# Jig for short logs and blocks



## dustmaker (Dec 7, 2008)

This is a jig I made for sawing short logs and firewood size blocks. I use this mostly for sawing blocks into bowl blanks for turning. These are Wilton clamps that I can saw up to 30 in with. You could use longer clamps.


----------



## Daren (Oct 14, 2006)

Clever :yes:


----------



## Chad (May 10, 2009)

I think that's the answer to alot of how to mill shorties.


----------



## dirtclod (May 7, 2008)

That's a different approach to it. :icon_cool: I'm going to steal your idea for some upcoming projects. I needed to build one anyway and there's allways some shoths around the mill that I don't want to make into firewood. Plus, I've got some small local exotics in the pipeline.

How do you handle those last few cuts?


----------



## dustmaker (Dec 7, 2008)

Hey Dirtclod, when I get a flat side wide enough to reach from clamp to clamp I turn it over and reclamp it.

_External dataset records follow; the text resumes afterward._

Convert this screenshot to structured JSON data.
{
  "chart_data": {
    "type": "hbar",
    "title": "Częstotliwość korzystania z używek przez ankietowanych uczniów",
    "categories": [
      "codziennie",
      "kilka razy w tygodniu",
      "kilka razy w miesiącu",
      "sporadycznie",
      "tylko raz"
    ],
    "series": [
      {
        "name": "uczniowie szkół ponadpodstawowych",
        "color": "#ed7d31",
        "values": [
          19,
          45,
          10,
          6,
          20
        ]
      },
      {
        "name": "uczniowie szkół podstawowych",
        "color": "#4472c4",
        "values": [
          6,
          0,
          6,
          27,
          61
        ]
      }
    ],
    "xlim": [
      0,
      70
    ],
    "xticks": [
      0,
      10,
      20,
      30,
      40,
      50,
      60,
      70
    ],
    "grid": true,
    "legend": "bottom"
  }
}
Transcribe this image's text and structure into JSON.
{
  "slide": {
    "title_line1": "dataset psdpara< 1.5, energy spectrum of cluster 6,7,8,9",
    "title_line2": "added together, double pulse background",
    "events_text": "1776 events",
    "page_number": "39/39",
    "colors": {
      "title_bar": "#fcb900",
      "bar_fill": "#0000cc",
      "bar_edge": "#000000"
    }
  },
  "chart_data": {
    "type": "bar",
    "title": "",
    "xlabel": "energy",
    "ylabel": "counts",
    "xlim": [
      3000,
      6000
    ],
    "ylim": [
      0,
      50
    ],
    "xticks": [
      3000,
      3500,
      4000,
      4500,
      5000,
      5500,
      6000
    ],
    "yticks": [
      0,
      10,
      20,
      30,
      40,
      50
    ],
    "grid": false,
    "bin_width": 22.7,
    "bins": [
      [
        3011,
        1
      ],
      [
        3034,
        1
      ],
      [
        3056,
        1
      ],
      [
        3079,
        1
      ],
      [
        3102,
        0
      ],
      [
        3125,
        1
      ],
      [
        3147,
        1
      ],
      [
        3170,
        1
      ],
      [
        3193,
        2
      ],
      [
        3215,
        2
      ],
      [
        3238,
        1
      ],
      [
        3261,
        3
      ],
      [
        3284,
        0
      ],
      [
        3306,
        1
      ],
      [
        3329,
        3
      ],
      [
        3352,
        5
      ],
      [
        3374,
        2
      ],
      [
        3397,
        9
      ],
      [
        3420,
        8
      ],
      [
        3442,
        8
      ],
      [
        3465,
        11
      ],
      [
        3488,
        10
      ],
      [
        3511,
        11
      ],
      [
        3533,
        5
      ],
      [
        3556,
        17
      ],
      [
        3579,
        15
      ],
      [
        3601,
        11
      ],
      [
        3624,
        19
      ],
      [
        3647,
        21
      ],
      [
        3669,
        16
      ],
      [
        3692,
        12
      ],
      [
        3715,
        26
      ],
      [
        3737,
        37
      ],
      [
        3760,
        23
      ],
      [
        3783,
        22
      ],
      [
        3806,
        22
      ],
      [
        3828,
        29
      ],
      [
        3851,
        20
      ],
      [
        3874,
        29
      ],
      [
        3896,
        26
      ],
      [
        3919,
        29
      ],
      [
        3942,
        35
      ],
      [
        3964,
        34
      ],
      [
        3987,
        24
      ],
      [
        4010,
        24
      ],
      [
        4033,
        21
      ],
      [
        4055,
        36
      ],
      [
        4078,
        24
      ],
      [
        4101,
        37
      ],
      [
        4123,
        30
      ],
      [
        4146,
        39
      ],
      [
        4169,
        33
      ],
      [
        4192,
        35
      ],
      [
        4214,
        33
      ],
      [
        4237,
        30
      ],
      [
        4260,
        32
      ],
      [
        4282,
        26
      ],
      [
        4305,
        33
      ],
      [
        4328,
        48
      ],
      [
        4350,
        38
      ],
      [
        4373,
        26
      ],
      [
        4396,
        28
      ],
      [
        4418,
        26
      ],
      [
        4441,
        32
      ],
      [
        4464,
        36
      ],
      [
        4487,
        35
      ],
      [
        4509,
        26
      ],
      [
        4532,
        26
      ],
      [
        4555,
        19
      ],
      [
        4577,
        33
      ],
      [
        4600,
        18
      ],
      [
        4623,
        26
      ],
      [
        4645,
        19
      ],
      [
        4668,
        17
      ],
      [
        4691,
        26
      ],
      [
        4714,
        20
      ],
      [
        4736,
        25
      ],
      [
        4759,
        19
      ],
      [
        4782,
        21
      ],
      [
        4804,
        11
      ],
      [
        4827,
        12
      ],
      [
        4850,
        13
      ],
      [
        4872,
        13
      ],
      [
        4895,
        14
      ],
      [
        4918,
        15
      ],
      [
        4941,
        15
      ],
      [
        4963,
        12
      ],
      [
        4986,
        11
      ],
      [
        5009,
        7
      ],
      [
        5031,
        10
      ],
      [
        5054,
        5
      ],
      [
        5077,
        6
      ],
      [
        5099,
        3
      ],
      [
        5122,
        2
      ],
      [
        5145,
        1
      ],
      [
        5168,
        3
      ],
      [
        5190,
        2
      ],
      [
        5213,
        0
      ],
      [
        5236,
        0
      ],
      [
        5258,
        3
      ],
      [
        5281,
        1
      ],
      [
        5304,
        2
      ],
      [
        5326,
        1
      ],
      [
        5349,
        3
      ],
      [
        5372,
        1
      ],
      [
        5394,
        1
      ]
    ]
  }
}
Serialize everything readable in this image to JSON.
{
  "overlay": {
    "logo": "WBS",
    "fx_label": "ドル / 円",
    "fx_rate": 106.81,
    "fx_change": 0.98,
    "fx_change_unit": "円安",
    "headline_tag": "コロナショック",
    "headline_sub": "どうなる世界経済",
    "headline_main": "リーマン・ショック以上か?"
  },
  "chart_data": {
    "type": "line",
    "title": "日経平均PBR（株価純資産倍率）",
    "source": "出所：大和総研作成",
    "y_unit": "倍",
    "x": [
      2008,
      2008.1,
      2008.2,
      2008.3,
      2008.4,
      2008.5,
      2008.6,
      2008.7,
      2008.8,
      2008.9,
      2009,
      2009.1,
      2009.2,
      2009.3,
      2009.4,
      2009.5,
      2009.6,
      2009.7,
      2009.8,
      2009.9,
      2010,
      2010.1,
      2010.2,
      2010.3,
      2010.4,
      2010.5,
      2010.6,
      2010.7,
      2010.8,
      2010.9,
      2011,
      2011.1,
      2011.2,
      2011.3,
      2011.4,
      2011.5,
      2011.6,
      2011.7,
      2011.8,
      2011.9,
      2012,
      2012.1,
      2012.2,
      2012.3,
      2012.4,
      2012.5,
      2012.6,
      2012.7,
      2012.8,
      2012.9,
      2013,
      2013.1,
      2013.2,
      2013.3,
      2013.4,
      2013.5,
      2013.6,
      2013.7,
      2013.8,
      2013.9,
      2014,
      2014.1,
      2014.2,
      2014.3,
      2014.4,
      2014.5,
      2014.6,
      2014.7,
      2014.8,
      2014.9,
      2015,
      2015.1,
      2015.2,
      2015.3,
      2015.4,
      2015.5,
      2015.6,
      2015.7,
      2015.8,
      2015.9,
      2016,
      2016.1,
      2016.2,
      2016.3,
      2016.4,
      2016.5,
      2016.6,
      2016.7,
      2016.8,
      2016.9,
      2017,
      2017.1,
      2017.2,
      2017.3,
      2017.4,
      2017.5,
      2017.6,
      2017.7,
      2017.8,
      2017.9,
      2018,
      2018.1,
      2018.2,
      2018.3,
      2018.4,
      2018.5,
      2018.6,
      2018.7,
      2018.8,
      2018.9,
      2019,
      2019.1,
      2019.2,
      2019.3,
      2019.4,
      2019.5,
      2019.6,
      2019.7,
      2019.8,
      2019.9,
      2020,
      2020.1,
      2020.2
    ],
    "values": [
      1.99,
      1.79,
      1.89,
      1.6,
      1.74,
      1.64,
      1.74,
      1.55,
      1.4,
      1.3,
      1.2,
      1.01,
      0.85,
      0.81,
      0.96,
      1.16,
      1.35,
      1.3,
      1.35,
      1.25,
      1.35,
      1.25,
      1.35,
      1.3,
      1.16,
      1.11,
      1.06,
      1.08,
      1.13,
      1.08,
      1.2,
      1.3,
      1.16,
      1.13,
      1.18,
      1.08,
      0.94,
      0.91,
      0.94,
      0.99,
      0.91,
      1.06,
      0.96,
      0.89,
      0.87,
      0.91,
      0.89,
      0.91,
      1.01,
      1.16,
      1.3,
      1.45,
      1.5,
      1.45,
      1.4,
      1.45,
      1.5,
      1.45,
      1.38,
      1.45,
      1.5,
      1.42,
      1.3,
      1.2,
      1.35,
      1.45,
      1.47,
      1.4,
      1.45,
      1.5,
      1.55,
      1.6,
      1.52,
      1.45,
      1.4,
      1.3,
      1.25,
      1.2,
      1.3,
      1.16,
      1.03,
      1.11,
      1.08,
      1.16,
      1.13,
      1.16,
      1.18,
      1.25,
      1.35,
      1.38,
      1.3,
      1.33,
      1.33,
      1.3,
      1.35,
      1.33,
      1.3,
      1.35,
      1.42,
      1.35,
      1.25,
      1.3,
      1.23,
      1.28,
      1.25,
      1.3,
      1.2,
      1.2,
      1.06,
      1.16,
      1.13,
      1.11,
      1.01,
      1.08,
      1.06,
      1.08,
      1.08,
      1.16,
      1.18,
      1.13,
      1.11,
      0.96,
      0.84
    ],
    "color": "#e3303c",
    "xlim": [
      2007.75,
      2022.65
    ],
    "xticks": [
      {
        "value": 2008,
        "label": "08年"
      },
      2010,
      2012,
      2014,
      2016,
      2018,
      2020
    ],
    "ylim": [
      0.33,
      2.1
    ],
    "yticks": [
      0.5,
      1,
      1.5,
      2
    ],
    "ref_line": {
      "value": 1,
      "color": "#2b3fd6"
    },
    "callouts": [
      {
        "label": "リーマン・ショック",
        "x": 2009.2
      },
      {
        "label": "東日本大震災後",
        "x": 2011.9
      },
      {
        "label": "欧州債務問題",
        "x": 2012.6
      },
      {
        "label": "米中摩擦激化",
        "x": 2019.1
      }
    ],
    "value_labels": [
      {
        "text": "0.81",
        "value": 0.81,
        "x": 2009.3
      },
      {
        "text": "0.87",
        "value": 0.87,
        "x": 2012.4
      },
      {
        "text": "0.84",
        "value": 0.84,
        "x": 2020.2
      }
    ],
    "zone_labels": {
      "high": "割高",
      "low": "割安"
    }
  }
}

I can cut down to about 2 inches thick without hitting the clamps. Make sure you turn the clamp handles down when you tighten them. The Wilton clamps are a little pricey but you can crank them down tight. You could probably use other clamps as well. 
Randy


----------



## joasis (Sep 15, 2006)

Ingenuity in action. Nice planning.


----------



## TexasTimbers (Oct 17, 2006)

I missed this thread. Nice jig dustmaker. I like that better than my own!


----------